Et pourtant, l’obscurité y est si profonde. Le contraste ne pourrait être plus frappant.

Mais si nous ne pouvons pas voir la lumière, alors nous devons être nous-mêmes la lumière.

Après notre passage à l’église de la Nativité, nous avons visité l’école Dar Al Kalima, administrée par l’Église luthérienne. Nous y avons rencontré plusieurs élèves. Une jeune étudiante nous a raconté ce que c’était que d’être jeune à Bethléem aujourd’hui. Et elle a conclu : « Il est difficile de voir la lumière dans les circonstances qui nous entourent. Mais si nous ne pouvons pas voir la lumière, alors nous devons être nous-mêmes la lumière. »

Quel message fort, courageux et réconciliateur cette jeune Palestinienne nous a laissé !

Dans un monde qui semble de plus en plus divisé, où les mots peuvent être durs et où les conflits – aussi bien ceux du monde que les conflits à petite échelle – nous éloignent les unes des autres, nous avons besoin du message de Noël. Car Noël parle de ce qui nous unit. Noël nous rappelle que l’espérance ne vient pas de nous, mais qu’elle vient à nous.

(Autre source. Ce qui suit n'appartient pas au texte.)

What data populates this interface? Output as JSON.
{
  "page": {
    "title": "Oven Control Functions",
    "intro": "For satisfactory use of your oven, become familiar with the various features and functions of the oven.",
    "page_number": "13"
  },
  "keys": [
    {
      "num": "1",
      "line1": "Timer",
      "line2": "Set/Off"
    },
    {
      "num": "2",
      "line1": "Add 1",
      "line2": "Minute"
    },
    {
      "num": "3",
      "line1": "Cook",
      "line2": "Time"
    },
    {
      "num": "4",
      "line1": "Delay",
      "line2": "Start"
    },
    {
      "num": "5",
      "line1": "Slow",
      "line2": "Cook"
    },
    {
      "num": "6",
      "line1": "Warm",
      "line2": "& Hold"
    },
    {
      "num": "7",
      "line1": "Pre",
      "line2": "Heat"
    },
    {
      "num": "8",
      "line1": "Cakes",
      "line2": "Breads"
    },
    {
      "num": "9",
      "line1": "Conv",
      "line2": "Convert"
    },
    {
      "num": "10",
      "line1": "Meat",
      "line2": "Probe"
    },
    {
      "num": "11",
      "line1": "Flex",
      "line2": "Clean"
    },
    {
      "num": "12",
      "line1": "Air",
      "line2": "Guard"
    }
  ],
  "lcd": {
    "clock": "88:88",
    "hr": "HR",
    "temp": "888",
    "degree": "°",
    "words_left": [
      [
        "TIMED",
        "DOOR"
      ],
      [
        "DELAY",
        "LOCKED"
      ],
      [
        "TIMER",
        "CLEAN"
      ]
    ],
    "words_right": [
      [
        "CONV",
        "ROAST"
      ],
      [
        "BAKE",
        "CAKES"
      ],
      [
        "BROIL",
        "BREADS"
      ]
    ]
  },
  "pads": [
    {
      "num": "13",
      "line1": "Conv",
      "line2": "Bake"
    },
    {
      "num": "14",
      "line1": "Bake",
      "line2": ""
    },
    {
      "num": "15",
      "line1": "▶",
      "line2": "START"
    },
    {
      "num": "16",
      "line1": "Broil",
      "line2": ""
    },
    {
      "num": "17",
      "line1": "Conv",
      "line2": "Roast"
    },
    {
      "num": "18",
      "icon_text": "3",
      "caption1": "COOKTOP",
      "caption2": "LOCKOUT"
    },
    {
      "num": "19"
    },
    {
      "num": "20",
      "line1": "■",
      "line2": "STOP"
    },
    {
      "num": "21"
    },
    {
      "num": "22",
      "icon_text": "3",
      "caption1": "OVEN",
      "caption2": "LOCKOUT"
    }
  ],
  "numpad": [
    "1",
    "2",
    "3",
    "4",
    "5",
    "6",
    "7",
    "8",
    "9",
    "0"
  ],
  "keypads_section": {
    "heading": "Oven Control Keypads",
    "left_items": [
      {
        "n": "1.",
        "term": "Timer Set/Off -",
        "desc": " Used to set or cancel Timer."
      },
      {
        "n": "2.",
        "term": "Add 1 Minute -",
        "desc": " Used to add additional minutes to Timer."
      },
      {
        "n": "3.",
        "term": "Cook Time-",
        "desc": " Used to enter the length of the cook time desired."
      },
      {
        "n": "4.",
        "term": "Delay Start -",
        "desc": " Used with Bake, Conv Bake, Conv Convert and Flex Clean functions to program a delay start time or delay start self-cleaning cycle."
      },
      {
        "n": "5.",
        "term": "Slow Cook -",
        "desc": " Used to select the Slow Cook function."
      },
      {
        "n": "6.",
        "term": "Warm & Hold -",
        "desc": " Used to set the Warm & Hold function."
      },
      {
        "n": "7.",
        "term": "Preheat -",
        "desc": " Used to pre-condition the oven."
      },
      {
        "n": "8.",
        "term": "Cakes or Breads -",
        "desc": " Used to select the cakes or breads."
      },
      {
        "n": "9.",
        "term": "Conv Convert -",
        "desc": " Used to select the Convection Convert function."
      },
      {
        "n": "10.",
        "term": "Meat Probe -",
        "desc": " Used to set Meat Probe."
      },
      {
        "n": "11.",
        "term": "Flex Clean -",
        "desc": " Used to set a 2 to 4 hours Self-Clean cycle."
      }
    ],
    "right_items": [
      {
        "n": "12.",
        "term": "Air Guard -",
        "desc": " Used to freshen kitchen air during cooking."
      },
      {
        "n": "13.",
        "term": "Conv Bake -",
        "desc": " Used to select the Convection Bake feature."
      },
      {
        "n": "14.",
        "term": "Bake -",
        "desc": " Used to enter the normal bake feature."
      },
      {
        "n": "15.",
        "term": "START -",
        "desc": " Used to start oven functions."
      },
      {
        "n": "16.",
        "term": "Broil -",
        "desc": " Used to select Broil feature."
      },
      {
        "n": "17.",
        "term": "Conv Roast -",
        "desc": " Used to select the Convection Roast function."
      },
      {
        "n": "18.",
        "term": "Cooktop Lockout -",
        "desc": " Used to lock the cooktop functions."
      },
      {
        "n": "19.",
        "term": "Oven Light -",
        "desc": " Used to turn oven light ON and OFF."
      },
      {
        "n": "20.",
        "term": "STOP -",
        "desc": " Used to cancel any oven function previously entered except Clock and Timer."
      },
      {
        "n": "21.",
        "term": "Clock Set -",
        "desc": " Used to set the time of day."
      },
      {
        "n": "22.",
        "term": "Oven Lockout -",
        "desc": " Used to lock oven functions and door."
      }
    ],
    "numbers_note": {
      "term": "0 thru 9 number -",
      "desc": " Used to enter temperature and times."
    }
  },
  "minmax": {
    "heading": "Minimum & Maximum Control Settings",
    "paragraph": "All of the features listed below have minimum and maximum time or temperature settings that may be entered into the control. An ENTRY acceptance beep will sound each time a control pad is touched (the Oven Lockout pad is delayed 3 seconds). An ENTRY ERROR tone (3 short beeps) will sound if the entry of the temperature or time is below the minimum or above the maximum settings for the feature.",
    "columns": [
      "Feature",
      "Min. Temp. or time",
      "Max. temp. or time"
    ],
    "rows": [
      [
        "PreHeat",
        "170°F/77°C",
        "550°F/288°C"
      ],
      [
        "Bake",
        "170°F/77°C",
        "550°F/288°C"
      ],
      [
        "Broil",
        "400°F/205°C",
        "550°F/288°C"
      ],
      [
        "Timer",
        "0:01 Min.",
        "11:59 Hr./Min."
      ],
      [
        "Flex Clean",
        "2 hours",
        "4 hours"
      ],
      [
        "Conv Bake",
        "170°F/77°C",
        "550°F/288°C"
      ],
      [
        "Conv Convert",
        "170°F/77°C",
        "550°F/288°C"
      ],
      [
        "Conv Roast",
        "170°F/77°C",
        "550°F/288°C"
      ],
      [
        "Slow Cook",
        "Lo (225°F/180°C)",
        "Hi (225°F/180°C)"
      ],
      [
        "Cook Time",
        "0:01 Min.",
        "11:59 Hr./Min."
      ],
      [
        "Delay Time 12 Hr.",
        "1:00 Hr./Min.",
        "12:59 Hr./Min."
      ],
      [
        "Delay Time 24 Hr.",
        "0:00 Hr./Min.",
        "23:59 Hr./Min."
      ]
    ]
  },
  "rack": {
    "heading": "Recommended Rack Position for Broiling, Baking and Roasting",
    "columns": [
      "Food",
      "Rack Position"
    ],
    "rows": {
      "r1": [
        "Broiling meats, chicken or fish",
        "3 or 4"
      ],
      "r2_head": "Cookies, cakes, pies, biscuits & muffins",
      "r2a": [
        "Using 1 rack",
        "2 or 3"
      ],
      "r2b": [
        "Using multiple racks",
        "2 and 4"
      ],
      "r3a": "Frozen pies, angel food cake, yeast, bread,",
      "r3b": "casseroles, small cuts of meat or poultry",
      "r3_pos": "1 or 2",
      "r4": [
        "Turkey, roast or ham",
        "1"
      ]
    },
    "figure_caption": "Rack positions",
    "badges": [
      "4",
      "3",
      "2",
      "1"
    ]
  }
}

Au milieu de tout ce qui nous divise, les paroles de l’ange résonnent encore : « Soyez sans crainte, car je viens vous annoncer une bonne nouvelle, qui sera une grande joie. » Cette année, laissons donc la lumière de Noël nous irradier de justice et de réconciliation. Soyons, selon les paroles de cette jeune femme, des lumières les unes pour les autres, où que nous soyons.

Je vous souhaite à toutes et tous un joyeux Noël et beaucoup de bénédictions pour la nouvelle année.